In fact, they are concerned, as there is little rigorous research on ephedra substitutes.
The truth is, supplement makers are not obliged to do any research.
A 1994 law exempts them from having to prove, as drug manufacturers do, that their products are harmless and effective. But at a time of concern about the safety and effectiveness of its products, the US$18 billion-a-year supplement industry has embraced research because, when carefully aimed, it can be worth the money.
But because it is not regulated, its research can prove less than scientific, experts say.
'There will be 250 to 300 clinical trials on supplements this year,' said Mr Anthony Almada, a consultant and founder of sports nutrition company EAS, who advocates scientific research on products but is a critic of the way supplement makers conduct it.
'The rigour applied in these studies, on average, is somewhat notably less than that of a drug study,' he said.
Often relying on as few as 12 subjects, these studies are scaled-down versions of the double-blind, placebo-controlled clinical trials required before drugs can be approved.

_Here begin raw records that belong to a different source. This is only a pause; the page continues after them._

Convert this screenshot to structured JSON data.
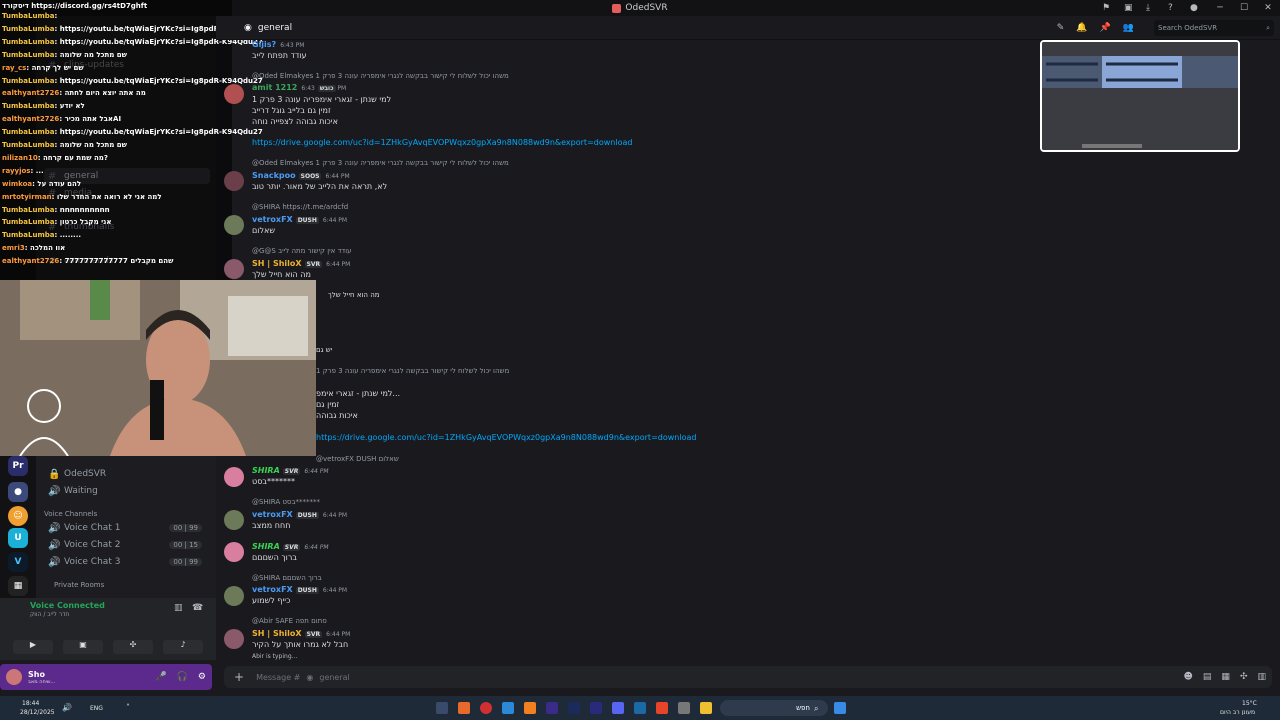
{
  "window": {
    "title": "OdedSVR"
  },
  "header": {
    "channel": "general",
    "search_placeholder": "Search OdedSVR"
  },
  "sidebar": {
    "server_name": "OdedSVR",
    "channels": [
      {
        "label": "clips-updates"
      },
      {
        "label": "general"
      },
      {
        "label": "media"
      },
      {
        "label": "thumbnails"
      },
      {
        "label": "commands"
      },
      {
        "label": "OdedSVR"
      },
      {
        "label": "Waiting"
      }
    ],
    "voice_category": "Voice Channels",
    "voice": [
      {
        "label": "Voice Chat 1",
        "count": "00 | 99"
      },
      {
        "label": "Voice Chat 2",
        "count": "00 | 15"
      },
      {
        "label": "Voice Chat 3",
        "count": "00 | 99"
      }
    ],
    "private_category": "Private Rooms",
    "voice_status": "Voice Connected",
    "voice_sub": "חדר לייב / הווק",
    "user_name": "Sho",
    "user_status": "שיחה מאב..."
  },
  "overlay": {
    "top": "דיסקורד https://discord.gg/rs4tD7ghft",
    "lines": [
      {
        "name": "TumbaLumba",
        "text": ":"
      },
      {
        "name": "TumbaLumba",
        "text": ": https://youtu.be/tqWiaEjrYKc?si=Ig8pdR-K94Qdu27"
      },
      {
        "name": "TumbaLumba",
        "text": ": https://youtu.be/tqWiaEjrYKc?si=Ig8pdR-K94Qdu27"
      },
      {
        "name": "TumbaLumba",
        "text": ": שם מתכל מה שלומה"
      },
      {
        "name": "ray_cs",
        "text": ": שם יש לך קרחה"
      },
      {
        "name": "TumbaLumba",
        "text": ": https://youtu.be/tqWiaEjrYKc?si=Ig8pdR-K94Qdu27"
      },
      {
        "name": "ealthyant2726",
        "text": ": מה אתה יוצא היום לחתה"
      },
      {
        "name": "TumbaLumba",
        "text": ": לא יודע"
      },
      {
        "name": "ealthyant2726",
        "text": ": אבל אתה מכירAI"
      },
      {
        "name": "TumbaLumba",
        "text": ": https://youtu.be/tqWiaEjrYKc?si=Ig8pdR-K94Qdu27"
      },
      {
        "name": "TumbaLumba",
        "text": ": שם מתכל מה שלומה"
      },
      {
        "name": "nilizan10",
        "text": ": מה שמת עם קרחה?"
      },
      {
        "name": "rayyjos",
        "text": ": ..."
      },
      {
        "name": "wimkoa",
        "text": ": להם עודה על"
      },
      {
        "name": "mrtotyirman",
        "text": ": למה אני לא רואה את החדר שלו"
      },
      {
        "name": "TumbaLumba",
        "text": ": nnnnnnnnnn"
      },
      {
        "name": "TumbaLumba",
        "text": ": אני מקבל כרטון"
      },
      {
        "name": "TumbaLumba",
        "text": ": ........"
      },
      {
        "name": "emri3",
        "text": ": אוו המלכה"
      },
      {
        "name": "ealthyant2726",
        "text": ": שהם מקבלים 7777777777777"
      }
    ]
  },
  "messages": [
    {
      "author": "Gijis?",
      "time": "6:43 PM",
      "text": "עודד תפתח לייב"
    },
    {
      "reply": "@Oded Elmakyes משהו יכול לשלוח לי קישור בבקשה לנגרי אימפריה עונה 3 פרק 1",
      "author": "amit 1212",
      "tag": "כובש",
      "time": "6:43 PM",
      "text": "למי שנתן - זגארי אימפריה עונה 3 פרק 1",
      "text2": "זמין גם בלייב גוגל דרייב",
      "text3": "איכות גבוהה לצפייה נוחה",
      "link": "https://drive.google.com/uc?id=1ZHkGyAvqEVOPWqxz0gpXa9n8N088wd9n&export=download"
    },
    {
      "reply": "@Oded Elmakyes משהו יכול לשלוח לי קישור בבקשה לנגרי אימפריה עונה 3 פרק 1",
      "author": "Snackpoo",
      "tag": "SOOS",
      "time": "6:44 PM",
      "text": "לא, תראה את הלייב של מאור. יותר טוב"
    },
    {
      "reply": "@SHIRA https://t.me/ardcfd",
      "author": "vetroxFX",
      "tag": "DUSH",
      "time": "6:44 PM",
      "text": "שאלום"
    },
    {
      "reply": "@G@S עודד אין קישור מתה לייב",
      "author": "SH | ShiloX",
      "tag": "SVR",
      "time": "6:44 PM",
      "text": "מה הוא חייל שלך"
    },
    {
      "text_mid": "מה הוא חייל שלך"
    },
    {
      "text_mid2": "יש גם"
    },
    {
      "reply": "משהו יכול לשלוח לי קישור בבקשה לנגרי אימפריה עונה 3 פרק 1",
      "text": "למי שנתן - זגארי אימפ...",
      "text2": "זמין גם",
      "text3": "איכות גבוהה",
      "link": "https://drive.google.com/uc?id=1ZHkGyAvqEVOPWqxz0gpXa9n8N088wd9n&export=download"
    },
    {
      "reply": "@vetroxFX DUSH שאלום",
      "author": "SHIRA",
      "tag": "SVR",
      "time": "6:44 PM",
      "text": "בסט*******"
    },
    {
      "reply": "@SHIRA בסט*******",
      "author": "vetroxFX",
      "tag": "DUSH",
      "time": "6:44 PM",
      "text": "חחח ממצב"
    },
    {
      "author": "SHIRA",
      "tag": "SVR",
      "time": "6:44 PM",
      "text": "ברוך השםםם"
    },
    {
      "reply": "@SHIRA ברוך השםםם",
      "author": "vetroxFX",
      "tag": "DUSH",
      "time": "6:44 PM",
      "text": "כייף לשמוע"
    },
    {
      "reply": "@Abir SAFE סתום תפה",
      "author": "SH | ShiloX",
      "tag": "SVR",
      "time": "6:44 PM",
      "text": "חבל לא גמרו אותך על הקיר"
    }
  ],
  "typing": "Abir is typing...",
  "composer": {
    "placeholder": "Message #",
    "channel": "general"
  },
  "taskbar": {
    "time": "18:44",
    "date": "28/12/2025",
    "lang": "ENG",
    "search": "חפש",
    "weather": "15°C",
    "weather_sub": "מעונן רב היום"
  },
  "colors": {
    "accent": "#5865f2",
    "link": "#00a8fc",
    "user_panel": "#5b2a8c"
  }
}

Some are published in abbreviated form at meetings of scientific organisations, or in obscure journals, providing a basis for claims like 'clinically proven'.
An industry spokesman, Dr Steven Dentali, vice-president of science and technical affairs at the American Herbal Products Association, acknowledged that 'whenever there's a desired outcome, you've got the potential for bias'. But he argues that supplement science is no worse than that done for pharmaceuticals.

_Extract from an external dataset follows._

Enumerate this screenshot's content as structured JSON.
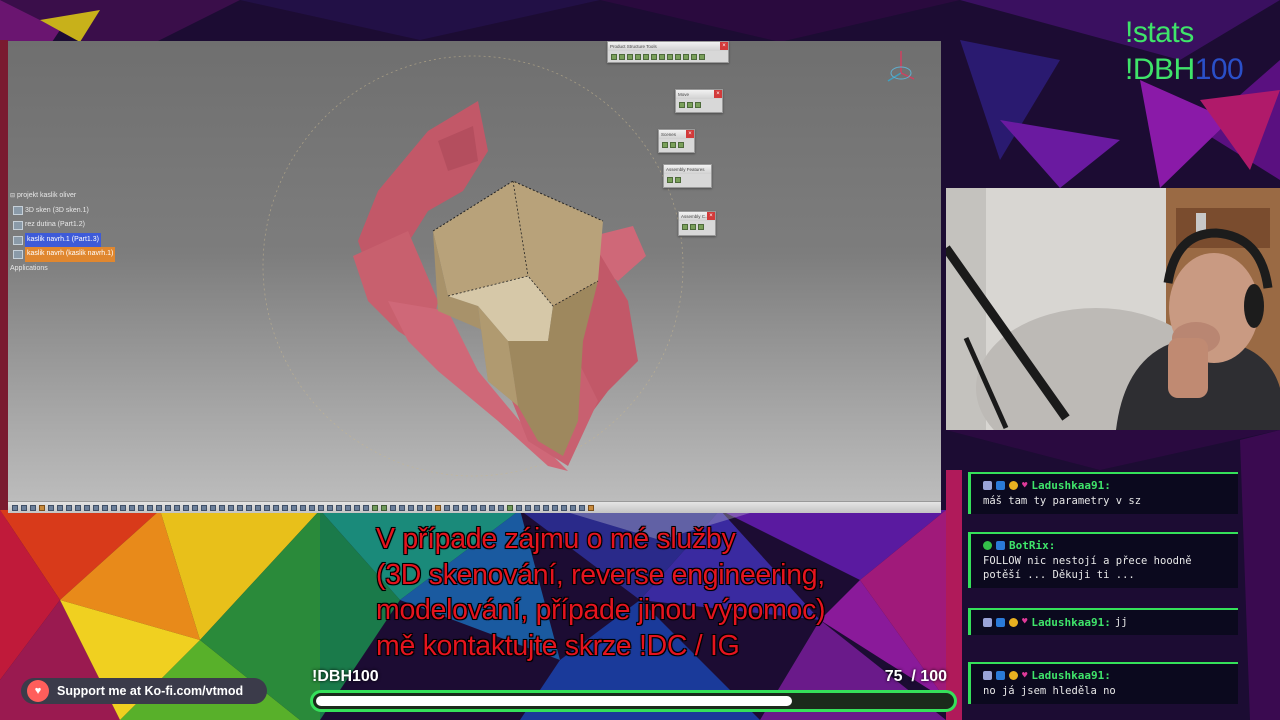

'There's an interest in making sure you do good science and represent it properly because there's a spotlight on the industry,' he said.

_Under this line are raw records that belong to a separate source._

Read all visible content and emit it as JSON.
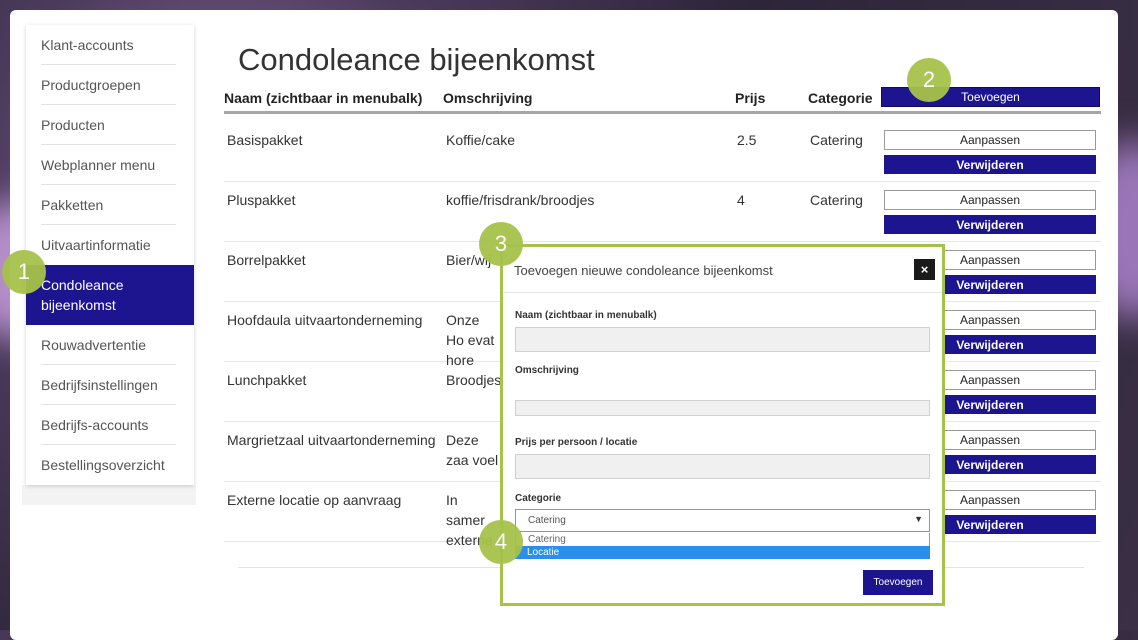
{
  "sidebar": {
    "items": [
      {
        "label": "Klant-accounts",
        "active": false
      },
      {
        "label": "Productgroepen",
        "active": false
      },
      {
        "label": "Producten",
        "active": false
      },
      {
        "label": "Webplanner menu",
        "active": false
      },
      {
        "label": "Pakketten",
        "active": false
      },
      {
        "label": "Uitvaartinformatie",
        "active": false
      },
      {
        "label": "Condoleance bijeenkomst",
        "active": true
      },
      {
        "label": "Rouwadvertentie",
        "active": false
      },
      {
        "label": "Bedrijfsinstellingen",
        "active": false
      },
      {
        "label": "Bedrijfs-accounts",
        "active": false
      },
      {
        "label": "Bestellingsoverzicht",
        "active": false
      }
    ]
  },
  "main": {
    "title": "Condoleance bijeenkomst",
    "columns": {
      "name": "Naam (zichtbaar in menubalk)",
      "description": "Omschrijving",
      "price": "Prijs",
      "category": "Categorie"
    },
    "add_button": "Toevoegen",
    "rows": [
      {
        "name": "Basispakket",
        "description": "Koffie/cake",
        "price": "2.5",
        "category": "Catering"
      },
      {
        "name": "Pluspakket",
        "description": "koffie/frisdrank/broodjes",
        "price": "4",
        "category": "Catering"
      },
      {
        "name": "Borrelpakket",
        "description": "Bier/wij",
        "price": "",
        "category": ""
      },
      {
        "name": "Hoofdaula uitvaartonderneming",
        "description": "Onze Ho evat hore",
        "price": "",
        "category": ""
      },
      {
        "name": "Lunchpakket",
        "description": "Broodjes",
        "price": "",
        "category": ""
      },
      {
        "name": "Margrietzaal uitvaartonderneming",
        "description": "Deze zaa voel",
        "price": "",
        "category": ""
      },
      {
        "name": "Externe locatie op aanvraag",
        "description": "In samer externe",
        "price": "",
        "category": ""
      }
    ],
    "edit_label": "Aanpassen",
    "delete_label": "Verwijderen"
  },
  "modal": {
    "title": "Toevoegen nieuwe condoleance bijeenkomst",
    "close_icon": "×",
    "fields": {
      "name_label": "Naam (zichtbaar in menubalk)",
      "description_label": "Omschrijving",
      "price_label": "Prijs per persoon / locatie",
      "category_label": "Categorie"
    },
    "category_select": {
      "selected": "Catering",
      "options": [
        "Catering",
        "Locatie"
      ],
      "highlighted": "Locatie",
      "arrow": "▼"
    },
    "submit_label": "Toevoegen"
  },
  "annotations": [
    "1",
    "2",
    "3",
    "4"
  ],
  "colors": {
    "accent": "#1d1490",
    "badge": "#a6c24a",
    "highlight": "#2a8df0"
  }
}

Even the best available science on ephedra is ambiguous. The United States Food and Drug Administration has collected reports linking it to more than 100 deaths. But often, studies have been too small and too limited - using only healthy subjects - to assess dangers.
In March, the Rand Corp issued an analysis combining the results of the many small studies. It found legitimate evidence that ephedra works for short-term weight loss, but can produce numerous cardiac side effects.
Lawsuit documents, including e-mail messages and detailed experiment records, show how the demands of marketing have sometimes compromised those of science. They show how companies and researchers suppressed negative data; removed product names from abstracts when the conclusions showed no positive effects; changed statistical methods to see if results improved; and left out subjects who complained of side effects like heart palpitations and high blood pressure.
One company, a Canadian concern called Muscletech Research and Development, commissioned a number of studies in 2001, when the ephedra industry was beginning to come under pressure from regulators.
Muscletech, maker of an ephedra-and-caffeine weight-loss product called Hydroxycut, was then in the midst of a major advertising campaign.
Splashy advertisements featured personal testimonials and before-and-after photographs, and, often in big type, the results of trials.
Documents from a federal lawsuit in Oklahoma show how studies were massaged for advertising copy.
One study, for instance, found that Hydroxycut users lost 6.8kg of fat mass in 12 weeks, while those taking a placebo lost 4.5kg.
In an internal memorandum accompanying the study, a Muscletech official warned: 'None of these results can be deemed significant.' He added that, 'Hydroxycut can't be claimed as superior' to the placebo.
To get around it, he proposed that copywriters simply say, 'Lose 15 pounds of fat in 12 weeks with Hydroxycut and exercise!'
Another study found Hydroxycut had no apparent effect. It went unpublished.
Suppression of study results is a common practice, said Mr Almada.
Lawyer Jeff Bauer, who sued Muscletech in the Oklahoma case, agreed. 'They don't have to turn the data over to anyone,' he said.
'If they had people dying, I don't think they'd have to tell anyone.' -- New York Times News Service.